When you are building a prediction model, let’s say a linear regression to keep it simple, you need to be aware of how good at predicting that model is. A common evauation technique, with its origin in the statistical world, is the evaluation of residuals. Residuals are defined as the difference between the predicted and observed values (remember that we use labeled data to train the model). Since the regression line actually represents the predicted values, the residuals can be graphically interpreted as how far from the line the observations are (like the red vertical lines in the plot below).
Residuals are a good way to evaluate the modeling error. Graphically, the larger the red lines, the worse the model. However, this evaluation just illustrates how the model fits the data used to train it and it does not give any indication on how well the model will perform on different data. For instance, if we end up with a model that overfits the data used for training, when we test it with a different set of data we will get a very large error due to the overfitting. We need to improve this aspect because the objective of a trained model is actually to predict the output using unknown input data, and we want it to predict well.
The method known as cross-validation helps with this issue. It is based on splitting all the available labeled data into a training set and a test set. And then, the training set is used to train the model and the test set is used to test it. By testing I mean assessing the model performance for example compurting the accuracy. This way we can have an idea of how good the model works with new data.
But cross-validation is not only about splitting the original data set, but also about how to do it in a smart way so the model predicting performance computed is statitstically valid (basically sampling the data set in different manners and then averaging at the end). This is very helpful when we do not have a large amount of data because we can create smaller sub-sets, train different models and then average in some way. The sampling can be done following different strategies, but following there is a brief description of the most common.
The Holdout is the simplest splitting because we divide the data into two sub-sets: one for training and one for testing. We train the model with the former and then we test it with the latter. Note that the train-test process is only done once.
It is recommended to perform a random split in order to capture all data properties in both sets, otherwise we would easily end up with an overfitting situation. Nevertheless, this strategy is prone to have high variance (overfitting) because it depends too much on which data samples end up in the training set and which in the test one.
Finally observe that this simple strategy does not perform the train-test procedure in all possible ways (it actually does it only once). This is why the holdout is of the non-exhaustive type.
The k-fold strategy is one step further from the Holdout because the data is first divided into k sub-sets and then the holdout is applied in each one of them. In each of these k iterations, a different sub-set is used for testing while the other k-1 are used for training. After all the k train-test iterations, the average performance is computed.
Computing k times the train-test procedure is actually the cause of all pros and cons of this strategy. First, it matters less how data is divided because every sample will be used once for testing and k-1 times for training. Also, it allows for a variance reduction as k increases (less overfitting). However, it also causes higher bias (more underfitting). Another drawback is that the proportion of the train-test split is dependent on the number of iterations. And obviously, a clear disadvantage is that the train-test procedure has to be repeated k times.
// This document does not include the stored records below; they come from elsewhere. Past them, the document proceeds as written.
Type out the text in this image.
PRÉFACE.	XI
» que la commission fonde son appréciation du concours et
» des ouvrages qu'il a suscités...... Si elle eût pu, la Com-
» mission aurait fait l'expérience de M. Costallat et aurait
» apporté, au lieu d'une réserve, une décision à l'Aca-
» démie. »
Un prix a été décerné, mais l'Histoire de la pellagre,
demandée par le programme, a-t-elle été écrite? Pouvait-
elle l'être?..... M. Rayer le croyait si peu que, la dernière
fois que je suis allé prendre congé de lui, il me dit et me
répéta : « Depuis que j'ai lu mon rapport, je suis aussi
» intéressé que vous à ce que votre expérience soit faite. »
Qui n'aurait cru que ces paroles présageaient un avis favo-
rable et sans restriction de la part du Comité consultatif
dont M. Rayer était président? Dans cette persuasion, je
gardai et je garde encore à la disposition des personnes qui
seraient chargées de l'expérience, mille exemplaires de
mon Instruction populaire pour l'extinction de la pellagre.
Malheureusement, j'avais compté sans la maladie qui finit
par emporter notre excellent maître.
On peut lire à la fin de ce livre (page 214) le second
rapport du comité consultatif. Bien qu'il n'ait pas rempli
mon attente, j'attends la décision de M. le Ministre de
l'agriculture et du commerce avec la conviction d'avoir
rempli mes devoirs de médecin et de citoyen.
Finally note that the k-fold method is also non-exhaustive because although we run the train-test several times it does not explore all possible combinations.
Random subsamples (without replacement)
This method is similar to k-fold strategy, but in each iteration we randomly select some samples for testing, and some others for training. An advantage over k-fold is that we can freely decide the number of iterations and the length of each train-test. However, since the sampling is done without replacement, a drawback of this method is that the samples may never be selected in the test set, whereas others may be selected more than once (hence it definitely is a non-exhaustive strategy).
If k-fold can be seen as an evolution of the Holdout, Leave-one-out is bringing k-fold to the extreme where k=m (where m is the number of data samples). That is, in each one of the m iterations there is a single sample that is reserved for testing while the other m-1 are used for training. This procedure is repeated m times (each one used a different sample for testing) and at the end the performance is averaged.
Observe that Leave-one-out is an exhaustive strategy because it trains and tests all possible ways.
The Leave-p-out is a generalization of the previous where p is the number of samples that are used for testing in each iteration. Since this is also an exhaustive method, all possible combinations of p samples must be used, and this implies a large number of train-test iterations run (3·1025 for not so large m=100 and p=30).